Gli omosessuali chiedono le pubblicazioni

Il comico lancia l'appello dal palcoscenico della Futurshow station: "Tanto - dice girandosi verso l'orchestra - qui siamo tutti sposati

Eleonora Capelli

Dopo la lettera aperta al sindaco Flavio Delbono per ottenere un simbolico matrimonio gay, spunta la via giuridica all´affermazione dei diritti delle coppie omosessuali. Chiedere le pubblicazioni di matrimonio in Comune e, dopo che sono state rifiutate, presentare ricorso contro il Comune in tribunale. Tutto mentre ieri sera, dal palco del Futurshow Station, una sollecitazione al sindaco è arrivata persino da Fiorello: «Delbono, sposa quei due ragazzi. Tra l´altro - ha aggiunto girandosi verso l´orchestra - qui siamo tutti sposati».

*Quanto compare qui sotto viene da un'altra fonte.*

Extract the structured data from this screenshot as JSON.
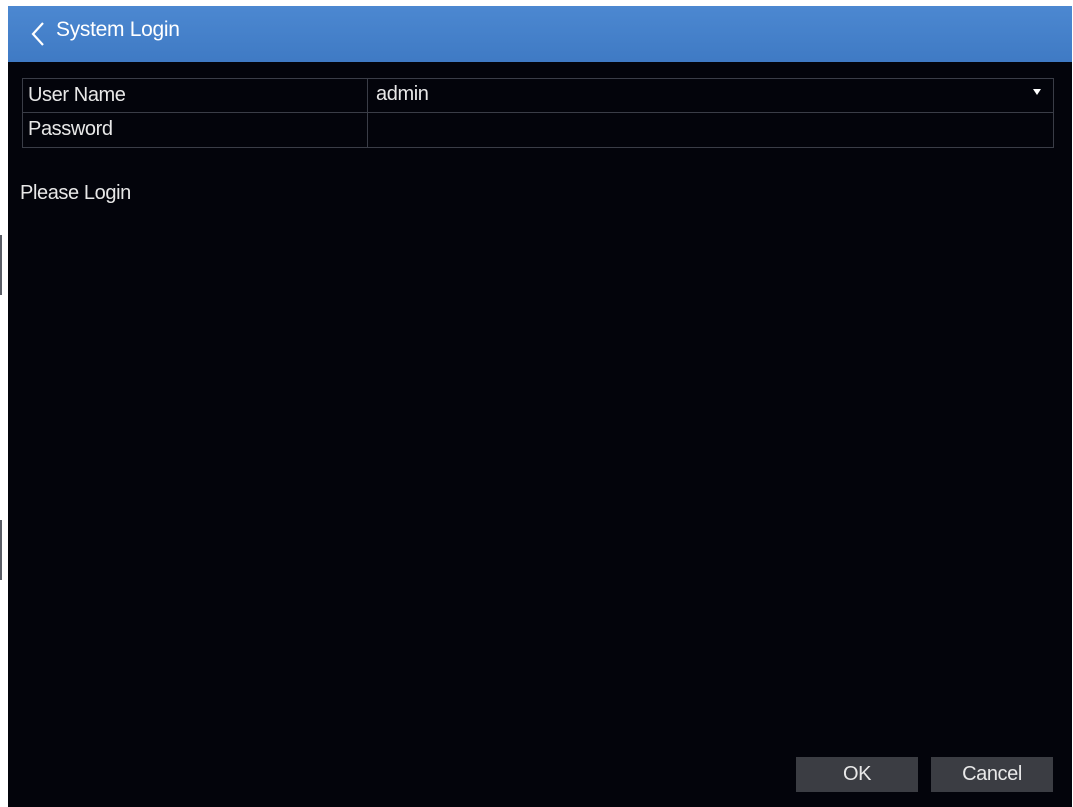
{
  "window": {
    "title": "System Login",
    "back_icon": "chevron-left-icon"
  },
  "form": {
    "username": {
      "label": "User Name",
      "value": "admin",
      "dropdown_icon": "caret-down-icon"
    },
    "password": {
      "label": "Password",
      "value": ""
    }
  },
  "status": {
    "message": "Please Login"
  },
  "buttons": {
    "ok_label": "OK",
    "cancel_label": "Cancel"
  },
  "colors": {
    "titlebar": "#4582cb",
    "background": "#03040b",
    "button": "#3b3d43",
    "border": "#3a3d47",
    "text": "#e8e8e8"
  }
}
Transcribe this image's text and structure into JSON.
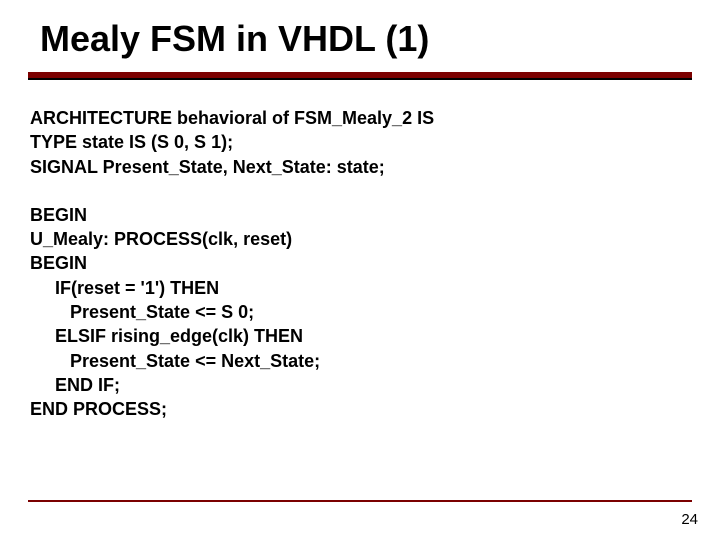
{
  "title": "Mealy FSM in VHDL (1)",
  "code": {
    "l1": "ARCHITECTURE behavioral of FSM_Mealy_2 IS",
    "l2": "TYPE state IS (S 0, S 1);",
    "l3": "SIGNAL Present_State, Next_State: state;",
    "l4": "BEGIN",
    "l5": "U_Mealy: PROCESS(clk, reset)",
    "l6": "BEGIN",
    "l7": "     IF(reset = '1') THEN",
    "l8": "        Present_State <= S 0;",
    "l9": "     ELSIF rising_edge(clk) THEN",
    "l10": "        Present_State <= Next_State;",
    "l11": "     END IF;",
    "l12": "END PROCESS;"
  },
  "page_number": "24"
}
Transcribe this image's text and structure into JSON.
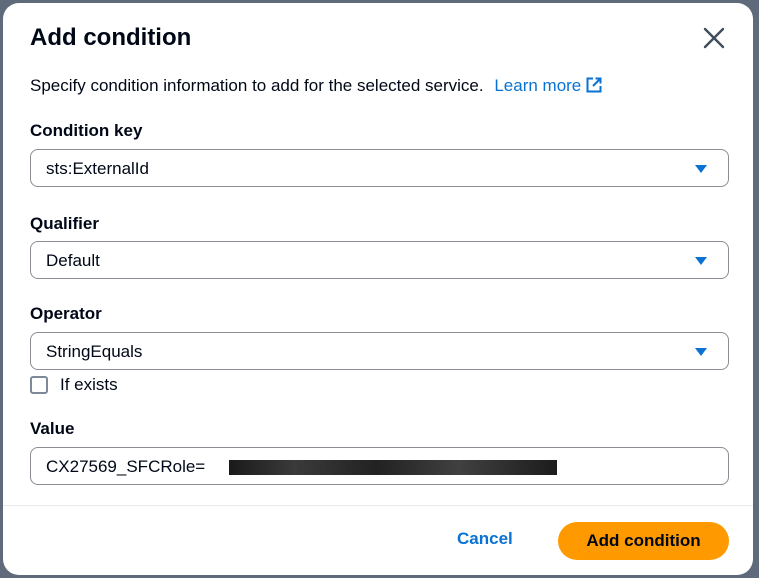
{
  "modal": {
    "title": "Add condition",
    "description": "Specify condition information to add for the selected service.",
    "learn_more": "Learn more"
  },
  "fields": {
    "condition_key": {
      "label": "Condition key",
      "value": "sts:ExternalId"
    },
    "qualifier": {
      "label": "Qualifier",
      "value": "Default"
    },
    "operator": {
      "label": "Operator",
      "value": "StringEquals"
    },
    "if_exists": {
      "label": "If exists",
      "checked": false
    },
    "value": {
      "label": "Value",
      "value": "CX27569_SFCRole="
    }
  },
  "footer": {
    "cancel_label": "Cancel",
    "submit_label": "Add condition"
  },
  "icons": {
    "close": "close-icon",
    "external_link": "external-link-icon",
    "dropdown": "caret-down-icon"
  },
  "colors": {
    "link": "#0972d3",
    "primary_button": "#ff9900",
    "text": "#000716"
  }
}
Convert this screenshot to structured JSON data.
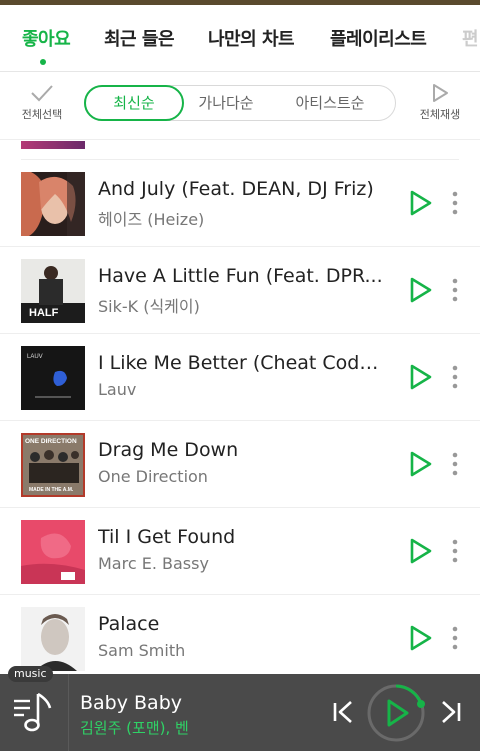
{
  "tabs": [
    {
      "label": "좋아요"
    },
    {
      "label": "최근 들은"
    },
    {
      "label": "나만의 차트"
    },
    {
      "label": "플레이리스트"
    },
    {
      "label": "편"
    }
  ],
  "toolbar": {
    "select_all_label": "전체선택",
    "play_all_label": "전체재생",
    "sort_options": [
      "최신순",
      "가나다순",
      "아티스트순"
    ],
    "active_sort": "최신순"
  },
  "songs": [
    {
      "title": "And July (Feat. DEAN, DJ Friz)",
      "artist": "헤이즈 (Heize)"
    },
    {
      "title": "Have A Little Fun (Feat. DPR...",
      "artist": "Sik-K (식케이)"
    },
    {
      "title": "I Like Me Better (Cheat Code...",
      "artist": "Lauv"
    },
    {
      "title": "Drag Me Down",
      "artist": "One Direction"
    },
    {
      "title": "Til I Get Found",
      "artist": "Marc E. Bassy"
    },
    {
      "title": "Palace",
      "artist": "Sam Smith"
    }
  ],
  "album_art_text": {
    "have_a_little_fun": "HALF",
    "i_like_me_better": "LAUV",
    "drag_me_down_top": "ONE DIRECTION",
    "drag_me_down_bottom": "MADE IN THE A.M."
  },
  "player": {
    "tag": "music",
    "title": "Baby Baby",
    "artist": "김원주 (포맨), 벤"
  },
  "colors": {
    "accent": "#16b448",
    "player_bg": "#4a4a4a",
    "player_artist": "#2fd266"
  }
}
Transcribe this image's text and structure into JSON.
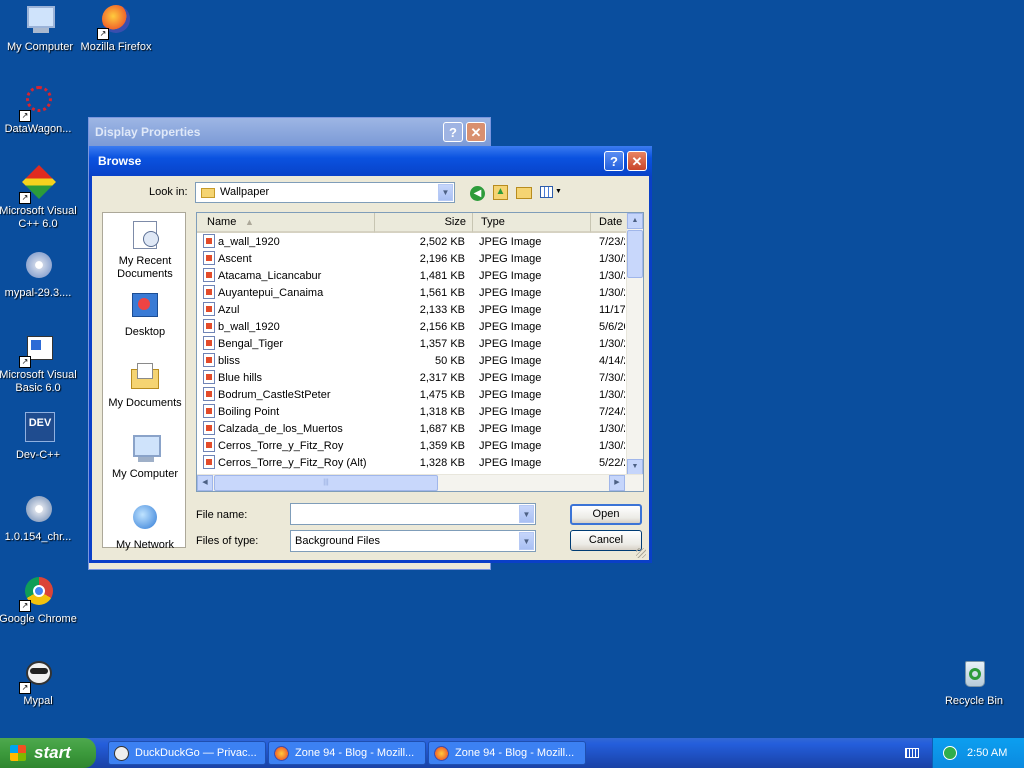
{
  "desktop": {
    "icons": [
      {
        "label": "My Computer"
      },
      {
        "label": "Mozilla Firefox"
      },
      {
        "label": "DataWagon..."
      },
      {
        "label": "Microsoft Visual C++ 6.0"
      },
      {
        "label": "mypal-29.3...."
      },
      {
        "label": "Microsoft Visual Basic 6.0"
      },
      {
        "label": "Dev-C++"
      },
      {
        "label": "1.0.154_chr..."
      },
      {
        "label": "Google Chrome"
      },
      {
        "label": "Mypal"
      },
      {
        "label": "Recycle Bin"
      }
    ],
    "dev_badge": "DEV"
  },
  "display_properties": {
    "title": "Display Properties",
    "help": "?",
    "close": "✕"
  },
  "browse": {
    "title": "Browse",
    "help": "?",
    "close": "✕",
    "look_in_label": "Look in:",
    "look_in_value": "Wallpaper",
    "places": [
      {
        "label": "My Recent Documents"
      },
      {
        "label": "Desktop"
      },
      {
        "label": "My Documents"
      },
      {
        "label": "My Computer"
      },
      {
        "label": "My Network"
      }
    ],
    "columns": {
      "name": "Name",
      "size": "Size",
      "type": "Type",
      "date": "Date"
    },
    "files": [
      {
        "name": "a_wall_1920",
        "size": "2,502 KB",
        "type": "JPEG Image",
        "date": "7/23/2"
      },
      {
        "name": "Ascent",
        "size": "2,196 KB",
        "type": "JPEG Image",
        "date": "1/30/2"
      },
      {
        "name": "Atacama_Licancabur",
        "size": "1,481 KB",
        "type": "JPEG Image",
        "date": "1/30/2"
      },
      {
        "name": "Auyantepui_Canaima",
        "size": "1,561 KB",
        "type": "JPEG Image",
        "date": "1/30/2"
      },
      {
        "name": "Azul",
        "size": "2,133 KB",
        "type": "JPEG Image",
        "date": "11/17"
      },
      {
        "name": "b_wall_1920",
        "size": "2,156 KB",
        "type": "JPEG Image",
        "date": "5/6/20"
      },
      {
        "name": "Bengal_Tiger",
        "size": "1,357 KB",
        "type": "JPEG Image",
        "date": "1/30/2"
      },
      {
        "name": "bliss",
        "size": "50 KB",
        "type": "JPEG Image",
        "date": "4/14/2"
      },
      {
        "name": "Blue hills",
        "size": "2,317 KB",
        "type": "JPEG Image",
        "date": "7/30/2"
      },
      {
        "name": "Bodrum_CastleStPeter",
        "size": "1,475 KB",
        "type": "JPEG Image",
        "date": "1/30/2"
      },
      {
        "name": "Boiling Point",
        "size": "1,318 KB",
        "type": "JPEG Image",
        "date": "7/24/2"
      },
      {
        "name": "Calzada_de_los_Muertos",
        "size": "1,687 KB",
        "type": "JPEG Image",
        "date": "1/30/2"
      },
      {
        "name": "Cerros_Torre_y_Fitz_Roy",
        "size": "1,359 KB",
        "type": "JPEG Image",
        "date": "1/30/2"
      },
      {
        "name": "Cerros_Torre_y_Fitz_Roy (Alt)",
        "size": "1,328 KB",
        "type": "JPEG Image",
        "date": "5/22/2"
      }
    ],
    "file_name_label": "File name:",
    "file_name_value": "",
    "files_of_type_label": "Files of type:",
    "files_of_type_value": "Background Files",
    "open_label": "Open",
    "cancel_label": "Cancel",
    "scroll_grip": "|||"
  },
  "taskbar": {
    "start_label": "start",
    "tasks": [
      {
        "label": "DuckDuckGo — Privac..."
      },
      {
        "label": "Zone 94 - Blog - Mozill..."
      },
      {
        "label": "Zone 94 - Blog - Mozill..."
      }
    ],
    "clock": "2:50 AM"
  },
  "colors": {
    "desktop": "#0a4e9e",
    "title_active": "#0a52e0",
    "start_green": "#3c9a3c"
  }
}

Intanto nella comunità omosessuale prende piede la via legale alle nozze. Una coppia di ragazze l´ha già seguita e aspetta per il 12 gennaio l´udienza fissata dalla prima sezione del tribunale di Bologna, mentre il Cassero mette a disposizione i suoi esperti legali per tutte le coppie gay che vorranno percorrere questa strada. «Andremo a Palazzo D´Accursio con le coppie che sceglieranno la via giuridica - dice il presidente di Arcigay Bologna, Emiliano Zaino - il Cassero dal 2010 si assocerà alla rete Lenford che riunisce gli avvocati che lottano per i diritti degli omosessuali. È una strada seria e non una provocazione».

Una strada già percorsa in altre città, che ha portato davanti alla Corte Costituzionale il tema dei matrimoni gay. Un iter collaudato che mira a «corrodere il fondamento giuridico dell´impossibilità per un sindaco di celebrare un matrimonio gay» come spiega l´avvocato Antonio Rotelli, presidente di avvocatura per i diritti Lgbt. «La nostra Costituzione non vieta che la famiglia sia fatta da due uomini o da due donne - dice Rotelli - è il Codice Civile che specifica il discrimine. Quindi in realtà la legge c´è, andrebbe solo dettagliata ulteriormente. Noi miriamo ad ottenere un pronunciamento della Consulta con tutti quei tribunali che solleveranno la questione, seguendo l´esempio di quanto successo a Venezia».